How We Got Here (38)
June 26, 2014
Probably something more should be said about automobiles, but I can’t bring myself to do it. They were important, they had a vast influence on everything from warfare to farming, but I don’t even want to read about them, let alone write about them. So we’ll take a look at the presidency and influence of Theodore Roosevelt, and consider that we’ve given the 20th century its due, and shall proceed to the 19th.
One of the most fascinating and exasperating of subjects. Naturalist, explorer, hunter, rancher, conservationist, historian, author, war hero. The man who said “speak softly and carry a big stick.” The high-handed 26th President of the United States who got the Panama Canal built. And sent the Great White Fleet on a world tour on inadequate appropriations, leaving Congress the choice of appropriating the rest or leaving the fleet at the other side of the world. And negotiated the treaty that ended the Russo-Japanese War. and won the Nobel Peace Prize. And walked away from re-nomination in 1908, handing the presidency to his friend William Howard Taft, who didn’t particularly want it. And went off to Africa to hunt animals. And came home and decided he wanted a third term after all — and split the Republican Party in 1912 when it re-nominated Taft, thus allowing Woodrow Wilson to be elected.

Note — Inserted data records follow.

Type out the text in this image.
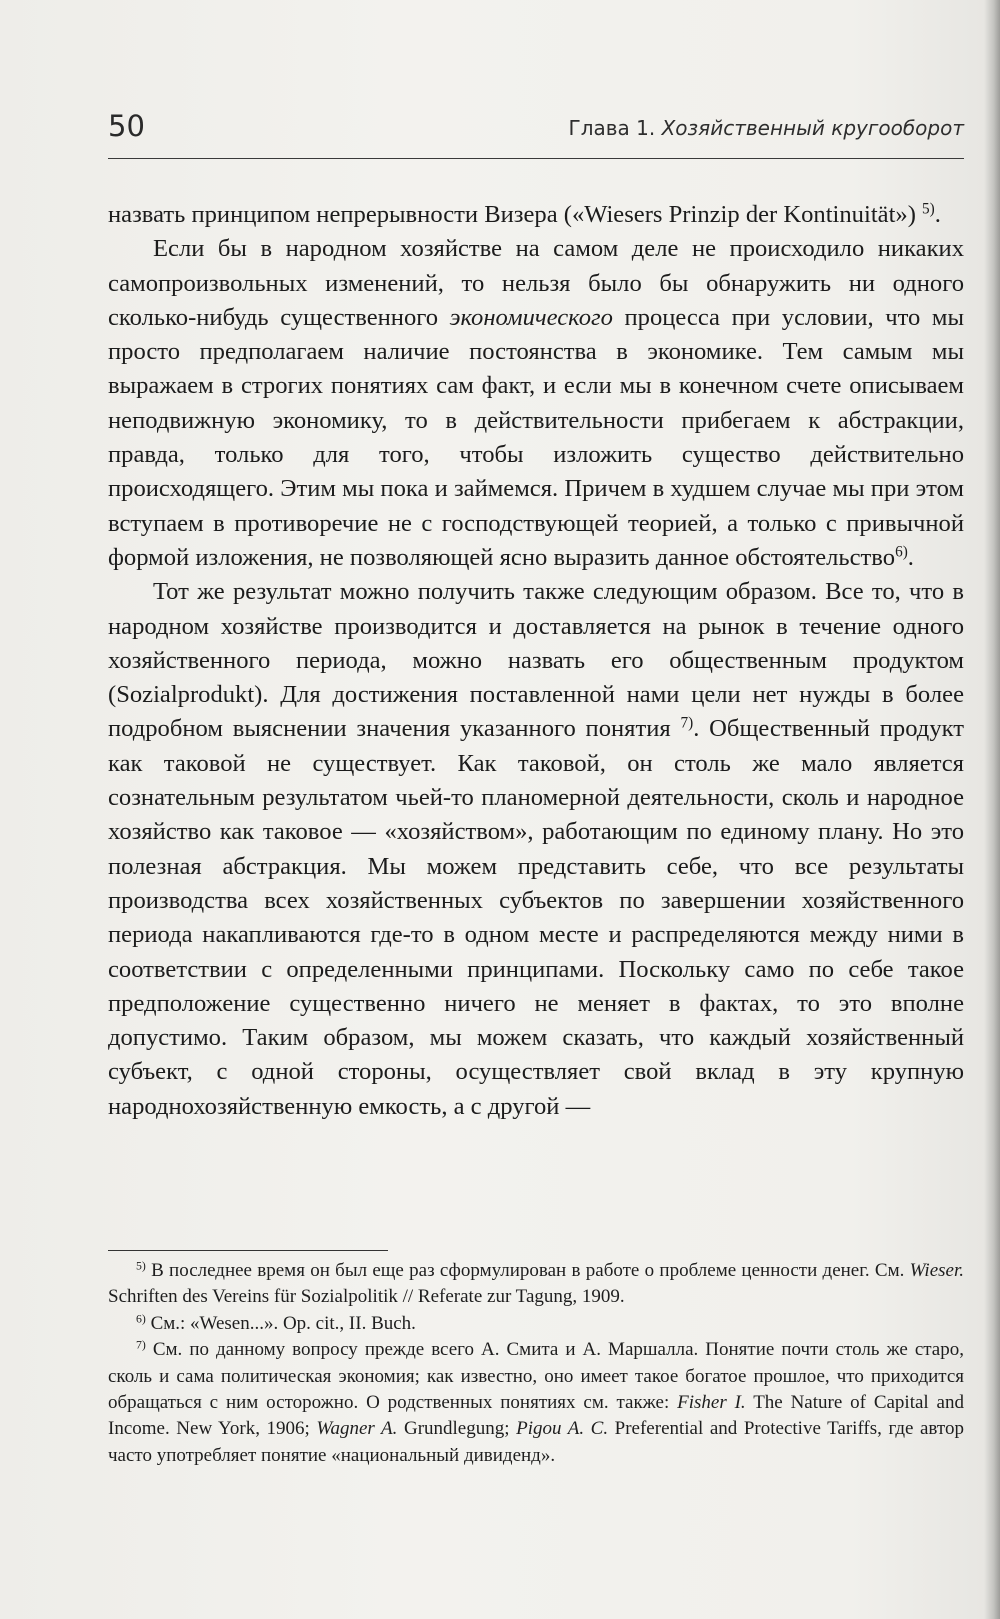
50	Глава 1. Хозяйственный кругооборот

назвать принципом непрерывности Визера («Wiesers Prinzip der Kontinuität») $^{5)}$.

Если бы в народном хозяйстве на самом деле не происходило никаких самопроизвольных изменений, то нельзя было бы обнаружить ни одного сколько-нибудь существенного экономического процесса при условии, что мы просто предполагаем наличие постоянства в экономике. Тем самым мы выражаем в строгих понятиях сам факт, и если мы в конечном счете описываем неподвижную экономику, то в действительности прибегаем к абстракции, правда, только для того, чтобы изложить существо действительно происходящего. Этим мы пока и займемся. Причем в худшем случае мы при этом вступаем в противоречие не с господствующей теорией, а только с привычной формой изложения, не позволяющей ясно выразить данное обстоятельство$^{6)}$.

Тот же результат можно получить также следующим образом. Все то, что в народном хозяйстве производится и доставляется на рынок в течение одного хозяйственного периода, можно назвать его общественным продуктом (Sozialprodukt). Для достижения поставленной нами цели нет нужды в более подробном выяснении значения указанного понятия $^{7)}$. Общественный продукт как таковой не существует. Как таковой, он столь же мало является сознательным результатом чьей-то планомерной деятельности, сколь и народное хозяйство как таковое — «хозяйством», работающим по единому плану. Но это полезная абстракция. Мы можем представить себе, что все результаты производства всех хозяйственных субъектов по завершении хозяйственного периода накапливаются где-то в одном месте и распределяются между ними в соответствии с определенными принципами. Поскольку само по себе такое предположение существенно ничего не меняет в фактах, то это вполне допустимо. Таким образом, мы можем сказать, что каждый хозяйственный субъект, с одной стороны, осуществляет свой вклад в эту крупную народнохозяйственную емкость, а с другой —

$^{5)}$ В последнее время он был еще раз сформулирован в работе о проблеме ценности денег. См. Wieser. Schriften des Vereins für Sozialpolitik // Referate zur Tagung, 1909.

$^{6)}$ См.: «Wesen...». Op. cit., II. Buch.

$^{7)}$ См. по данному вопросу прежде всего А. Смита и А. Маршалла. Понятие почти столь же старо, сколь и сама политическая экономия; как известно, оно имеет такое богатое прошлое, что приходится обращаться с ним осторожно. О родственных понятиях см. также: Fisher I. The Nature of Capital and Income. New York, 1906; Wagner A. Grundlegung; Pigou A. C. Preferential and Protective Tariffs, где автор часто употребляет понятие «национальный дивиденд».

A mass of contradictions. Europeans saw him that way, too, and saw America in him.
Two-thirds of Roosevelt’s life was lived in the 19th century, for, even though he was only 41 when the century turned, he would die in January, 1919. His life story is easily found via google or, better, one of the hundreds of biographies that have been written. (Probably the best is a two-volume set by historian Edmund Morris, The Rise of Theodore Roosevelt and Theodore Rex.) We cannot tell that very entertaining and amazing tale here, but have to start in 1900.
Roosevelt was Governor of the State of New York, having won the office in a fast campaign in 1898 on his return from his celebrated service in Cuba with the Rough Riders. As governor, he and was such a thorn in the side of Republican boss Thomas Platt that Platt compelled incumbent president William McKinley to take him on as running mate. (McKinley’s first vice president having died in office, presumably of boredom, in 1899.) The vice president had no constitutional duties but to preside over the Senate. That should keep Roosevelt safely sidelined.
McKinley campaign manager was unable to stop the nomination, but he was livid at the idea. “Don’t any of you realize that there’s only one life between that madman and the Presidency? Platt and Quay are no better than idiots! What harm can he do as Governor of New York compared to the damage he will do as President if McKinley should die?”
True enough. President McKinley was shot on September 6, 1901, and died a week later. Roosevelt never presided over a single session of the Senate, as in those days the new Senate didn’t convene until the December following the president’s inauguration. By the time it did convene, he was presiding over the whole nation. (And, on hearing of McKinley’s death, Platt blurted out, “Oh. God, now that damned cowboy is president of the United States.”)
The chief things for which Roosevelt is remembered were listed in that fast gallop above. He was in many ways a reformer who became known as a “trust buster,” a rich man who harangued against “malefactors of great wealth.” A colorful personality who knew how to harness the power of the press, he endeared himself to the public, using the White House – in his words — as “a bully pulpit.” (“Bully” in his usage meant wonderful, not overbearing.) He won the election of 1904 – essentially, though not technically his re-election — in the most one-sided landslide since the election of 1824 and undoubtedly could have been re-nominated and re-elected in 1908, but chose to support William Howard Taft instead.
But none of the specifics capture the magnetism of this man, this man who showed genius in so many ways:
One year out of Harvard, he published The Naval War of 1812, a classic work of scholarship that remains an essential text for professional historians, to this day.
Born sickly, he turned himself into a remarkable physical specimen of hardiness and endurance, a lifelong advocate and practitioner of “the strenuous life.”
Born into wealth and privilege, he went into politics, declaring that he intended to be part of the ruling class. Once in power, he repeatedly and forcibly reminded the privileged class that it had correspondingly large responsibilities.
At first bookish and shy, all his life he mingled freely with all classes, winning their affection and respect. When war over Cuba was clearly imminent, the troops he organized and led, popularly named the Rough Riders, included everything from college friends to cowboys.
He was impulsive, direct, ingenuous. He was often described as a great boy who never grew up. His appeal to boys and young men was beyond measuring. It was Roosevelt’s example – his ideals — his image – that shaped young Ernest Hemingway and sent him off to Europe in 1918 thinking that war was something glorious. He affected a whole generation – two generations – that way.
His story continues to inspire even today when everything he knew is gone and everything we know would have been unimaginable to him, and much of it repugnant. Even today, you can’t read memoirs such as Roosevelt: The Story of a Friendship, by novelist Owen Wister, without liking the man, even if with half your mind you are disapproving some of his ideas and ideals. Remarkable man.